The Doctor goes to the control centre, and tries to stop the drilling, but he’s a little too proactive with a wrench, so the Brigadier has to restrain him and march him off.
This allows Stahlman to take control of the drilling, and he locks himself behind the heatshield. “I shall control the last phase of the drilling myself.”
The Doctor isn’t under arrest for very long, and we get a bit of action as he runs around, and faces down one of the zombie technicians.
Stahlman, in the bore room, gets more of the green goop.
There’s two minutes before the drill penetrates the crust, and somehow, Sir Keith is still reluctant to order a shutdown without Stahlman’s say so. “We have no proof of an emergency situation”

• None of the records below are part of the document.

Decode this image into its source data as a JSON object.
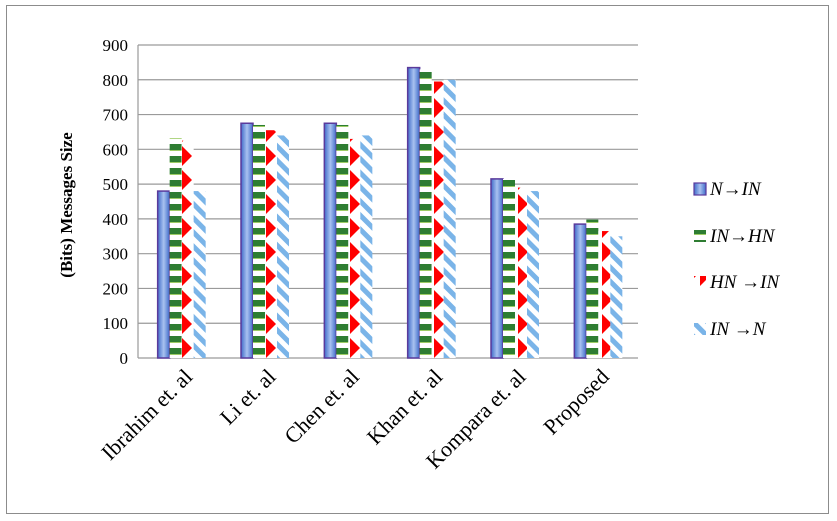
{
  "chart_data": {
    "type": "bar",
    "title": "",
    "xlabel": "",
    "ylabel": "(Bits) Messages Size",
    "ylim": [
      0,
      900
    ],
    "yticks": [
      "0",
      "100",
      "200",
      "300",
      "400",
      "500",
      "600",
      "700",
      "800",
      "900"
    ],
    "grid": true,
    "legend_position": "right",
    "categories": [
      "Ibrahim et. al",
      "Li et. al",
      "Chen et. al",
      "Khan et. al",
      "Kompara et. al",
      "Proposed"
    ],
    "series": [
      {
        "name": "N→IN",
        "color": "#6b8fd6",
        "pattern": "solid-blue",
        "values": [
          480,
          675,
          675,
          835,
          515,
          385
        ]
      },
      {
        "name": "IN→HN",
        "color": "#2e7d32",
        "pattern": "green-stripes",
        "values": [
          632,
          670,
          670,
          830,
          515,
          398
        ]
      },
      {
        "name": "HN →IN",
        "color": "#ff0000",
        "pattern": "red-arrows",
        "values": [
          625,
          655,
          630,
          795,
          490,
          365
        ]
      },
      {
        "name": "IN →N",
        "color": "#7ab4e8",
        "pattern": "blue-diagonal",
        "values": [
          480,
          640,
          640,
          800,
          480,
          350
        ]
      }
    ]
  }
}
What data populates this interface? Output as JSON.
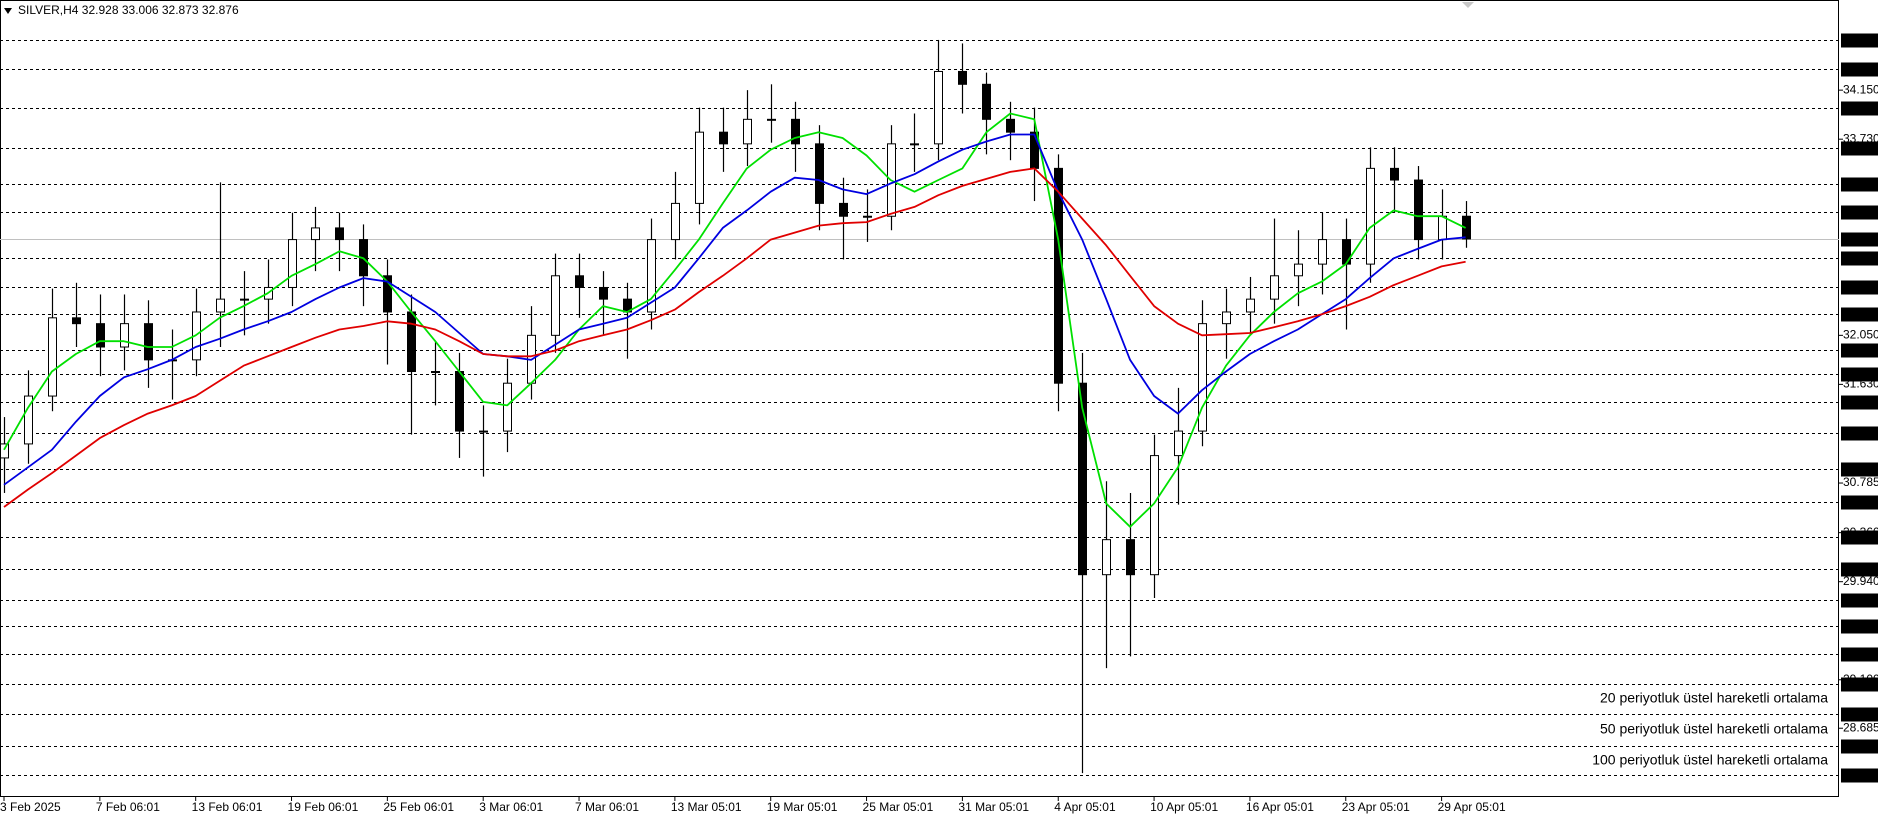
{
  "chart_data": {
    "type": "candlestick",
    "title": "SILVER,H4  32.928 33.006 32.873 32.876",
    "categories": [
      "3 Feb 2025",
      null,
      null,
      null,
      "7 Feb 06:01",
      null,
      null,
      null,
      "13 Feb 06:01",
      null,
      null,
      null,
      "19 Feb 06:01",
      null,
      null,
      null,
      "25 Feb 06:01",
      null,
      null,
      null,
      "3 Mar 06:01",
      null,
      null,
      null,
      "7 Mar 06:01",
      null,
      null,
      null,
      "13 Mar 05:01",
      null,
      null,
      null,
      "19 Mar 05:01",
      null,
      null,
      null,
      "25 Mar 05:01",
      null,
      null,
      null,
      "31 Mar 05:01",
      null,
      null,
      null,
      "4 Apr 05:01",
      null,
      null,
      null,
      "10 Apr 05:01",
      null,
      null,
      null,
      "16 Apr 05:01",
      null,
      null,
      null,
      "23 Apr 05:01",
      null,
      null,
      null,
      "29 Apr 05:01",
      null
    ],
    "candles": {
      "open": [
        31.0,
        31.12,
        31.53,
        32.2,
        32.15,
        31.95,
        32.15,
        31.84,
        31.84,
        32.25,
        32.36,
        32.36,
        32.46,
        32.87,
        32.97,
        32.87,
        32.56,
        32.25,
        31.74,
        31.74,
        31.23,
        31.23,
        31.64,
        32.05,
        32.56,
        32.46,
        32.36,
        32.25,
        32.87,
        33.18,
        33.79,
        33.69,
        33.9,
        33.9,
        33.69,
        33.18,
        33.07,
        33.07,
        33.69,
        33.69,
        34.31,
        34.2,
        33.9,
        33.79,
        33.48,
        31.64,
        30.0,
        30.3,
        30.0,
        31.02,
        31.23,
        32.15,
        32.25,
        32.36,
        32.56,
        32.66,
        32.87,
        32.66,
        33.48,
        33.38,
        32.87,
        33.07
      ],
      "high": [
        31.35,
        31.75,
        32.45,
        32.5,
        32.4,
        32.4,
        32.35,
        32.1,
        32.45,
        33.36,
        32.6,
        32.7,
        33.1,
        33.15,
        33.1,
        33.0,
        32.7,
        32.4,
        32.0,
        31.9,
        31.45,
        31.85,
        32.3,
        32.75,
        32.75,
        32.6,
        32.5,
        33.05,
        33.45,
        34.0,
        34.0,
        34.15,
        34.2,
        34.05,
        33.85,
        33.4,
        33.3,
        33.85,
        33.95,
        34.58,
        34.55,
        34.3,
        34.05,
        34.0,
        33.6,
        31.9,
        30.8,
        30.7,
        31.2,
        31.6,
        32.35,
        32.45,
        32.55,
        33.05,
        32.95,
        33.1,
        33.05,
        33.66,
        33.66,
        33.5,
        33.3,
        33.2
      ],
      "low": [
        30.7,
        30.95,
        31.4,
        31.95,
        31.7,
        31.75,
        31.6,
        31.5,
        31.7,
        31.95,
        32.05,
        32.15,
        32.3,
        32.6,
        32.6,
        32.3,
        31.8,
        31.2,
        31.45,
        31.0,
        30.84,
        31.05,
        31.5,
        31.9,
        32.2,
        32.05,
        31.85,
        32.1,
        32.7,
        33.0,
        33.45,
        33.5,
        33.7,
        33.45,
        32.95,
        32.7,
        32.85,
        32.95,
        33.45,
        33.55,
        33.95,
        33.6,
        33.55,
        33.2,
        31.4,
        28.3,
        29.2,
        29.3,
        29.8,
        30.6,
        31.1,
        31.85,
        32.05,
        32.15,
        32.3,
        32.4,
        32.1,
        32.5,
        33.1,
        32.7,
        32.7,
        32.8
      ],
      "close": [
        31.12,
        31.53,
        32.2,
        32.15,
        31.95,
        32.15,
        31.84,
        31.84,
        32.25,
        32.36,
        32.36,
        32.46,
        32.87,
        32.97,
        32.87,
        32.56,
        32.25,
        31.74,
        31.74,
        31.23,
        31.23,
        31.64,
        32.05,
        32.56,
        32.46,
        32.36,
        32.25,
        32.87,
        33.18,
        33.79,
        33.69,
        33.9,
        33.9,
        33.69,
        33.18,
        33.07,
        33.07,
        33.69,
        33.69,
        34.31,
        34.2,
        33.9,
        33.79,
        33.48,
        31.64,
        30.0,
        30.3,
        30.0,
        31.02,
        31.23,
        32.15,
        32.25,
        32.36,
        32.56,
        32.66,
        32.87,
        32.66,
        33.48,
        33.38,
        32.87,
        33.07,
        32.876
      ]
    },
    "series": [
      {
        "name": "20 periyotluk üstel hareketli ortalama",
        "color": "#00e000",
        "values": [
          31.07,
          31.43,
          31.74,
          31.89,
          32.0,
          32.0,
          31.95,
          31.95,
          32.05,
          32.2,
          32.3,
          32.41,
          32.56,
          32.66,
          32.77,
          32.71,
          32.51,
          32.25,
          32.0,
          31.74,
          31.48,
          31.45,
          31.64,
          31.84,
          32.1,
          32.3,
          32.25,
          32.36,
          32.61,
          32.87,
          33.18,
          33.48,
          33.64,
          33.74,
          33.79,
          33.74,
          33.59,
          33.38,
          33.28,
          33.38,
          33.48,
          33.79,
          33.95,
          33.9,
          32.87,
          31.43,
          30.61,
          30.41,
          30.61,
          30.92,
          31.43,
          31.79,
          32.05,
          32.25,
          32.41,
          32.51,
          32.66,
          32.97,
          33.12,
          33.07,
          33.07,
          32.97
        ]
      },
      {
        "name": "50 periyotluk üstel hareketli ortalama",
        "color": "#0000e0",
        "values": [
          30.77,
          30.92,
          31.07,
          31.31,
          31.53,
          31.69,
          31.76,
          31.84,
          31.95,
          32.02,
          32.1,
          32.17,
          32.25,
          32.36,
          32.46,
          32.54,
          32.51,
          32.38,
          32.25,
          32.07,
          31.89,
          31.87,
          31.84,
          31.97,
          32.1,
          32.15,
          32.2,
          32.33,
          32.46,
          32.71,
          32.97,
          33.12,
          33.28,
          33.4,
          33.38,
          33.3,
          33.26,
          33.35,
          33.43,
          33.54,
          33.64,
          33.71,
          33.77,
          33.77,
          33.28,
          32.87,
          32.36,
          31.84,
          31.53,
          31.38,
          31.58,
          31.74,
          31.89,
          32.0,
          32.1,
          32.23,
          32.36,
          32.54,
          32.71,
          32.79,
          32.87,
          32.89
        ]
      },
      {
        "name": "100 periyotluk üstel hareketli ortalama",
        "color": "#e00000",
        "values": [
          30.58,
          30.73,
          30.87,
          31.02,
          31.17,
          31.28,
          31.38,
          31.45,
          31.53,
          31.66,
          31.79,
          31.87,
          31.95,
          32.03,
          32.1,
          32.13,
          32.17,
          32.15,
          32.1,
          32.0,
          31.89,
          31.87,
          31.87,
          31.92,
          32.0,
          32.05,
          32.1,
          32.18,
          32.27,
          32.42,
          32.56,
          32.71,
          32.87,
          32.93,
          32.99,
          33.01,
          33.02,
          33.09,
          33.15,
          33.25,
          33.33,
          33.39,
          33.45,
          33.48,
          33.28,
          33.05,
          32.82,
          32.56,
          32.3,
          32.15,
          32.05,
          32.06,
          32.07,
          32.12,
          32.17,
          32.23,
          32.3,
          32.38,
          32.48,
          32.56,
          32.64,
          32.68
        ]
      }
    ],
    "ylim": [
      28.096,
      34.922
    ],
    "yticks": [
      {
        "value": 34.15,
        "label": "34.150"
      },
      {
        "value": 33.73,
        "label": "33.730"
      },
      {
        "value": 32.05,
        "label": "32.050"
      },
      {
        "value": 31.63,
        "label": "31.630"
      },
      30.785,
      {
        "value": 30.36,
        "label": "30.360"
      },
      {
        "value": 29.94,
        "label": "29.940"
      },
      {
        "value": 29.1,
        "label": "29.100"
      },
      28.685
    ],
    "levels": [
      34.583,
      34.333,
      {
        "value": 34,
        "label": "34.000"
      },
      33.655,
      {
        "value": 33.35,
        "label": "33.350"
      },
      {
        "value": 33.11,
        "label": "33.110"
      },
      32.713,
      {
        "value": 32.46,
        "label": "32.460"
      },
      32.233,
      31.925,
      31.723,
      31.475,
      {
        "value": 31.21,
        "label": "31.210"
      },
      30.903,
      30.619,
      30.319,
      {
        "value": 30.05,
        "label": "30.050"
      },
      {
        "value": 29.78,
        "label": "29.780"
      },
      {
        "value": 29.56,
        "label": "29.560"
      },
      29.317,
      {
        "value": 29.06,
        "label": "29.060"
      },
      28.811,
      {
        "value": 28.53,
        "label": "28.530"
      },
      28.281
    ],
    "current_price": 32.876,
    "grid": false
  }
}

Then the heatshield comes up again, and Stahlman has gone full furry. Proof if proof be need be of an emergency.
The technicians try to shut down the drill, but the buffer controls will keep it drilling, and Stahlman has smashed those controls. Can the Doctor fix them in time? Notice the way the story keeps The Doctor in play right to the end, when it could just as easily had the technicians just shut everything down. Plus we get a nailbiting countdown before The Doctor and Sutton return to the control room, and the countdown voice announces the drilling has stopped. Hooray!
Now the Doctor has to say goodbye to the Brigadier and Liz. He’s sad to say goodbye to Liz, but calls the Brigadier a “pompous self-opinionated idiot.” Then he activates the Tardis console and disappears.
But he’s back a moment later, having travelled about 100 yards away, into the rubbish heap. Asking for the Brigadier’s help moving the now stranded console, he says “We don’t want to bear a grudge for a few hasty words, do we?”
And Liz laughs as they leave together. It’s a shame this was her last appearance, as in the next season, Jo Grant appears.
So that’s Inferno, it’s a fan favourite, and after this watching, I can see why. I don’t think I appreciated it as much the last time I watched. Admittedly, it already has a head start because it’s an alternate universe story, and I believe that those are always a lot of fun, any time a series does them, but this one really does pull it off. Great stuff.
The tape ends just after the last episode. I was ruthless with the pause button on this one.